We are so used to checking 0 to 100 numbers when we look at car specs, but when electric cars start penetrating the market in a bigger way, we might be looking at another kind of 0 to 100 number – 100 percent that is. How long will it take for a certain car to get a full charge on the battery?
Mitsubishi’s i-MiEV can get from 0 to 80 in just 30 minutes with a new quick charger supplied by the Tokyo Electric Power Company. The quick charger uses a 3-phase 400V input (Japan uses 110V power) and outputs a 50kW DC output. The maximum DC out is 500V and 100A. The quick charger measures about 2 meters tall by 1 meter wide and 80cm deep.

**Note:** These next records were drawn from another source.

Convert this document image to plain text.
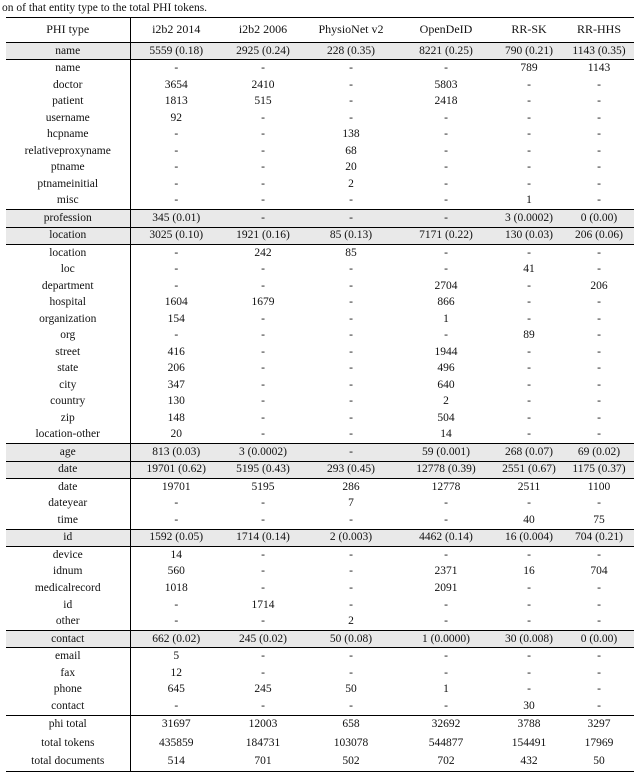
on of that entity type to the total PHI tokens.
PHI type	i2b2 2014	i2b2 2006	PhysioNet v2	OpenDeID	RR-SK	RR-HHS
name	5559 (0.18)	2925 (0.24)	228 (0.35)	8221 (0.25)	790 (0.21)	1143 (0.35)
name	-	-	-	-	789	1143
doctor	3654	2410	-	5803	-	-
patient	1813	515	-	2418	-	-
username	92	-	-	-	-	-
hcpname	-	-	138	-	-	-
relativeproxyname	-	-	68	-	-	-
ptname	-	-	20	-	-	-
ptnameinitial	-	-	2	-	-	-
misc	-	-	-	-	1	-
profession	345 (0.01)	-	-	-	3 (0.0002)	0 (0.00)
location	3025 (0.10)	1921 (0.16)	85 (0.13)	7171 (0.22)	130 (0.03)	206 (0.06)
location	-	242	85	-	-	-
loc	-	-	-	-	41	-
department	-	-	-	2704	-	206
hospital	1604	1679	-	866	-	-
organization	154	-	-	1	-	-
org	-	-	-	-	89	-
street	416	-	-	1944	-	-
state	206	-	-	496	-	-
city	347	-	-	640	-	-
country	130	-	-	2	-	-
zip	148	-	-	504	-	-
location-other	20	-	-	14	-	-
age	813 (0.03)	3 (0.0002)	-	59 (0.001)	268 (0.07)	69 (0.02)
date	19701 (0.62)	5195 (0.43)	293 (0.45)	12778 (0.39)	2551 (0.67)	1175 (0.37)
date	19701	5195	286	12778	2511	1100
dateyear	-	-	7	-	-	-
time	-	-	-	-	40	75
id	1592 (0.05)	1714 (0.14)	2 (0.003)	4462 (0.14)	16 (0.004)	704 (0.21)
device	14	-	-	-	-	-
idnum	560	-	-	2371	16	704
medicalrecord	1018	-	-	2091	-	-
id	-	1714	-	-	-	-
other	-	-	2	-	-	-
contact	662 (0.02)	245 (0.02)	50 (0.08)	1 (0.0000)	30 (0.008)	0 (0.00)
email	5	-	-	-	-	-
fax	12	-	-	-	-	-
phone	645	245	50	1	-	-
contact	-	-	-	-	30	-
phi total	31697	12003	658	32692	3788	3297
total tokens	435859	184731	103078	544877	154491	17969
total documents	514	701	502	702	432	50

Such chargers can be implemented at highway rest stops for electric cars to do longer journeys in Malaysia. For shorter journeys, you can drive to work and back or perhaps just give your car a little charge at the office, but then of course there is the issue of our parking lots not having charging bays. Without a way to charge (as in $$$) people to charge their cars, EV charging will be centered mostly at home for quite some time.
Would you be able to accept an EV for daily use if you can charge it up to 80% capacity in half an hour? In the whole Malaysian context I feel it would be a little hard for me to accept an EV as my sole car at the moment. Even the cheapest car here in Malaysia still requires a loan of a few years to afford to buy, and an EV is just not versatile enough for me to commit a few years of car loan to buy one. Things are probably different in Europe where buying a car does not take that huge of a strain on your monthly income and you can have one city vehicle while keeping another long distance wagon or something.